INDIANAPOLIS – The Colts turned a few heads on Sunday with a 27-7 victory at San Francisco by using an offensive line with two players starting out of position and with a rookie making his first career start.
The Colts had a physical showing by rushing for 179 yards, boasting a 4.6 average and controlling the ball for 36:25 in a contest they won going away in the lair of a defending conference champion.
For Anthony Castonzo, it was a good feeling to see his team rebound from a tough home loss against Miami, and it was a rebound he says spoke volumes about the club's resiliency.
"I feel like it just kind of shows what we're made of as a team," said Castonzo. "It shows that we're able to refocus. We don't harp on losses, and we're able to focus on the things that we need to fix.
"We practice with a purpose I think is kind of what it shows, that when we go out there practicing after a loss, we're going to make sure it doesn't happen again," said Castonzo.
Castonzo and Gosder Cherilus bookended the offensive line at tackles. Everywhere else on the line was a demonstration of versatility.
Hugh Thornton was making his first career start at left guard. Thornton played the majority of the Miami game after regular Donald Thomas exited with a season-ending injury. Thornton's starting bell came in a hostile environment against an outstanding defense.
Mike McGlynn moved from guard to center in place of Samson Satele, and Jeff Linkenbach opened for McGlynn as the Colts were using a second different opening unit in week three.
Castonzo and McGlynn were the only 16-game starters on the line a year ago, and he has a deep regard for how McGlynn was able to adjust so well.
"The fact that he was able to go from right guard to center (was impressive)," said Castonzo. "Center is an extremely cerebral position and (to) be able to make all the calls and keep everybody on the same page just shows the kind of player he is.
"He can do a lot of things. He's able to really communicate, which is the biggest thing coming from the center position. Just the fact that he can play multiple positions, he's an extremely valuable guy to have out there."
Indianapolis topped 100 rushing yards for the third straight week, the first time since 1989 the team has opened a season with three straight such performances.
The goal coming into the season was to have a more blended attack, one that would feature a more powerful ground attack than in previous years. Castonzo thought Sunday's effort was a huge gain in that area.

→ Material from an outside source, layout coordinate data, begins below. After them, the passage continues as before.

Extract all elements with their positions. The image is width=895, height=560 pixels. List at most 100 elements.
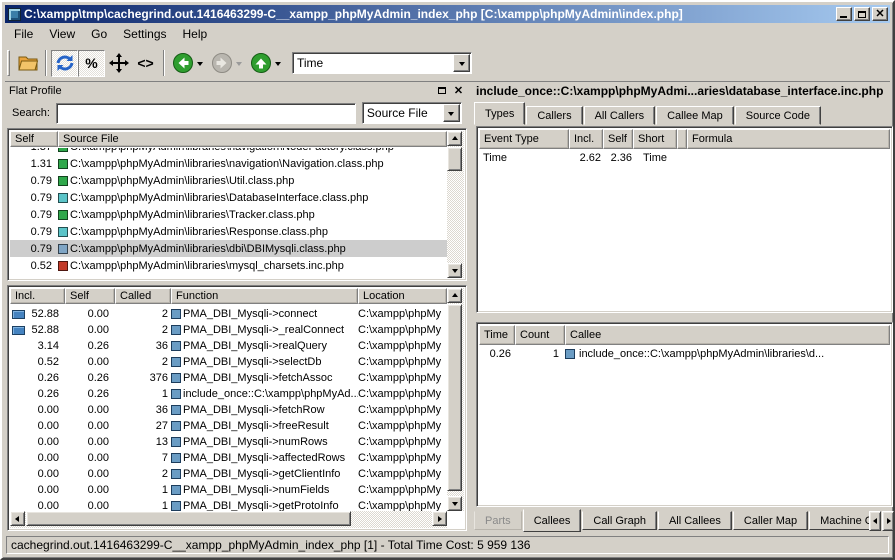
tab-callees[interactable]: Callees: [523, 509, 582, 532]
column-header-source-file[interactable]: Source File: [58, 131, 447, 147]
column-header-incl[interactable]: Incl.: [569, 129, 603, 149]
column-header-short[interactable]: Short: [633, 129, 677, 149]
app-icon: [8, 8, 21, 21]
up-dropdown-icon[interactable]: [275, 62, 281, 69]
function-row[interactable]: 0.00 0.00 13 PMA_DBI_Mysqli->numRows C:\…: [10, 434, 447, 450]
up-button[interactable]: [247, 50, 274, 77]
scroll-right-button[interactable]: [432, 511, 447, 526]
column-header-location[interactable]: Location: [358, 288, 447, 304]
column-header-event-type[interactable]: Event Type: [479, 129, 569, 149]
source-file-row[interactable]: 1.37 C:\xampp\phpMyAdmin\libraries\navig…: [10, 148, 447, 155]
function-row[interactable]: 0.00 0.00 27 PMA_DBI_Mysqli->freeResult …: [10, 418, 447, 434]
source-file-row[interactable]: 0.79 C:\xampp\phpMyAdmin\libraries\Datab…: [10, 189, 447, 206]
column-header-count[interactable]: Count: [515, 325, 565, 345]
function-row[interactable]: 0.00 0.00 1 PMA_DBI_Mysqli->getProtoInfo…: [10, 498, 447, 511]
tab-scroll-buttons: [868, 511, 894, 531]
combo-dropdown-button[interactable]: [453, 54, 470, 72]
tab-call-graph[interactable]: Call Graph: [582, 511, 657, 530]
menu-item-file[interactable]: File: [6, 24, 41, 44]
grouping-combobox[interactable]: Source File: [362, 102, 462, 124]
source-vertical-scrollbar[interactable]: [447, 131, 464, 278]
function-row[interactable]: 0.00 0.00 7 PMA_DBI_Mysqli->affectedRows…: [10, 450, 447, 466]
scroll-down-button[interactable]: [447, 496, 462, 511]
column-header-function[interactable]: Function: [171, 288, 358, 304]
tab-source-code[interactable]: Source Code: [735, 106, 821, 125]
open-file-button[interactable]: [14, 50, 41, 77]
window-title: C:\xampp\tmp\cachegrind.out.1416463299-C…: [24, 6, 834, 22]
function-row[interactable]: 0.26 0.26 1 include_once::C:\xampp\phpMy…: [10, 386, 447, 402]
column-header-self[interactable]: Self: [65, 288, 115, 304]
minimize-button[interactable]: [836, 7, 852, 21]
function-horizontal-scrollbar[interactable]: [10, 511, 447, 528]
function-row[interactable]: 52.88 0.00 2 PMA_DBI_Mysqli->connect C:\…: [10, 306, 447, 322]
combo-dropdown-button[interactable]: [443, 104, 460, 122]
float-dock-button[interactable]: [435, 85, 448, 97]
column-header-time[interactable]: Time: [479, 325, 515, 345]
back-button[interactable]: [169, 50, 196, 77]
float-icon: [438, 87, 446, 94]
source-file-row[interactable]: 0.79 C:\xampp\phpMyAdmin\libraries\Track…: [10, 206, 447, 223]
scroll-up-button[interactable]: [447, 288, 462, 303]
event-type-combobox[interactable]: Time: [292, 52, 472, 74]
search-label: Search:: [7, 107, 56, 119]
column-header-called[interactable]: Called: [115, 288, 171, 304]
tab-caller-map[interactable]: Caller Map: [733, 511, 808, 530]
tabs-scroll-right-button[interactable]: [882, 511, 894, 531]
source-file-row[interactable]: 1.31 C:\xampp\phpMyAdmin\libraries\navig…: [10, 155, 447, 172]
function-row[interactable]: 0.00 0.00 2 PMA_DBI_Mysqli->getClientInf…: [10, 466, 447, 482]
function-vertical-scrollbar[interactable]: [447, 288, 464, 511]
callee-row[interactable]: 0.26 1 include_once::C:\xampp\phpMyAdmin…: [479, 345, 890, 362]
scroll-thumb[interactable]: [447, 147, 462, 171]
column-header-self[interactable]: Self: [10, 131, 58, 147]
source-file-row[interactable]: 0.79 C:\xampp\phpMyAdmin\libraries\Util.…: [10, 172, 447, 189]
close-dock-button[interactable]: ✕: [452, 85, 465, 97]
menu-item-go[interactable]: Go: [83, 24, 115, 44]
function-icon: [171, 501, 181, 511]
scroll-left-button[interactable]: [10, 511, 25, 526]
column-header-incl[interactable]: Incl.: [10, 288, 65, 304]
tab-machine-code[interactable]: Machine Code: [809, 511, 870, 530]
function-row[interactable]: 0.26 0.26 376 PMA_DBI_Mysqli->fetchAssoc…: [10, 370, 447, 386]
event-type-row[interactable]: Time 2.62 2.36 Time: [479, 149, 890, 166]
back-dropdown-icon[interactable]: [197, 62, 203, 69]
tab-types[interactable]: Types: [474, 102, 525, 125]
source-file-row[interactable]: 0.79 C:\xampp\phpMyAdmin\libraries\Respo…: [10, 223, 447, 240]
folder-open-icon: [17, 52, 39, 74]
menu-item-help[interactable]: Help: [175, 24, 216, 44]
up-arrow-icon: [250, 52, 272, 74]
tab-all-callees[interactable]: All Callees: [658, 511, 732, 530]
function-row[interactable]: 0.52 0.00 2 PMA_DBI_Mysqli->selectDb C:\…: [10, 354, 447, 370]
move-arrows-icon: [108, 52, 130, 74]
minimize-icon: [840, 16, 847, 18]
column-header-callee[interactable]: Callee: [565, 325, 890, 345]
function-icon: [171, 485, 181, 495]
menu-item-settings[interactable]: Settings: [115, 24, 174, 44]
source-file-row[interactable]: 0.79 C:\xampp\phpMyAdmin\libraries\dbi\D…: [10, 240, 447, 257]
expand-areas-button[interactable]: [105, 50, 132, 77]
scroll-up-button[interactable]: [447, 131, 462, 146]
function-row[interactable]: 52.88 0.00 2 PMA_DBI_Mysqli->_realConnec…: [10, 322, 447, 338]
scroll-thumb[interactable]: [447, 304, 462, 491]
menu-item-view[interactable]: View: [41, 24, 83, 44]
relative-percent-button[interactable]: %: [78, 50, 105, 77]
column-header-self[interactable]: Self: [603, 129, 633, 149]
toolbar-separator: [45, 50, 47, 76]
source-file-row[interactable]: 0.52 C:\xampp\phpMyAdmin\libraries\user_…: [10, 274, 447, 278]
function-row[interactable]: 3.14 0.26 36 PMA_DBI_Mysqli->realQuery C…: [10, 338, 447, 354]
tabs-scroll-left-button[interactable]: [869, 511, 881, 531]
tab-all-callers[interactable]: All Callers: [584, 106, 656, 125]
search-input[interactable]: [56, 103, 356, 124]
function-row[interactable]: 0.00 0.00 1 PMA_DBI_Mysqli->numFields C:…: [10, 482, 447, 498]
tab-callers[interactable]: Callers: [526, 106, 582, 125]
cycle-grouping-button[interactable]: [51, 50, 78, 77]
tab-callee-map[interactable]: Callee Map: [656, 106, 734, 125]
scroll-thumb[interactable]: [26, 511, 351, 526]
source-file-row[interactable]: 0.52 C:\xampp\phpMyAdmin\libraries\mysql…: [10, 257, 447, 274]
function-row[interactable]: 0.00 0.00 36 PMA_DBI_Mysqli->fetchRow C:…: [10, 402, 447, 418]
toolbar-handle[interactable]: [7, 50, 10, 76]
maximize-button[interactable]: [854, 7, 870, 21]
column-header-formula[interactable]: Formula: [687, 129, 890, 149]
close-button[interactable]: ✕: [872, 7, 888, 21]
scroll-down-button[interactable]: [447, 263, 462, 278]
shorten-templates-button[interactable]: <>: [132, 50, 159, 77]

"Just the fact we were able to consistently go to it (Sunday), I think that was a definite step in the right direction," said Castonzo. "A lot of that has to do with the fact that we just have backs that are fun to block for. On the field, Ahmad (Bradshaw) was extremely emotional and was just having a great time running, and that kind of feeds through to everyone else.
"We just get excited blocking for a guy who's going to get excited every time he gets a couple yards."
Bradshaw was starting for the second straight week. His 95 yards topped Colts rushers, and his 27-yard burst with six minutes left set up the first of two fourth-quarter touchdowns that iced the game.
The line paved the way for Trent Richardson to get 35 yards and a touchdown as well just four days after arriving in a trade.
"We're extremely deep back there at running back," said Castonzo, the most tenured lineman in terms of service to the team. "Even with the loss of Vick (Ballard), who's obviously a fantastic player, we still got a lot of depth back there. Each guy brings his own talents and a lot of changeups, so it's pretty exciting to have those guys back there."
The Colts had their first three-touchdown ground effort since 2008, and only the 25th such performance in the team's 30-year Indianapolis era. It is a departure from the past.
Chuck Pagano has said he does not mind how the club gains its yards and points, only that it does so. Castonzo feels the same way, but does not mind if accomplishments come on the ground.
"Touchdowns are touchdowns no matter what," said Castonzo. "No matter how we get them, I love them, but it definitely feels good to be able to run the ball. It's kind of an offensive lineman's dream to be able to run the ball and run it in for scores."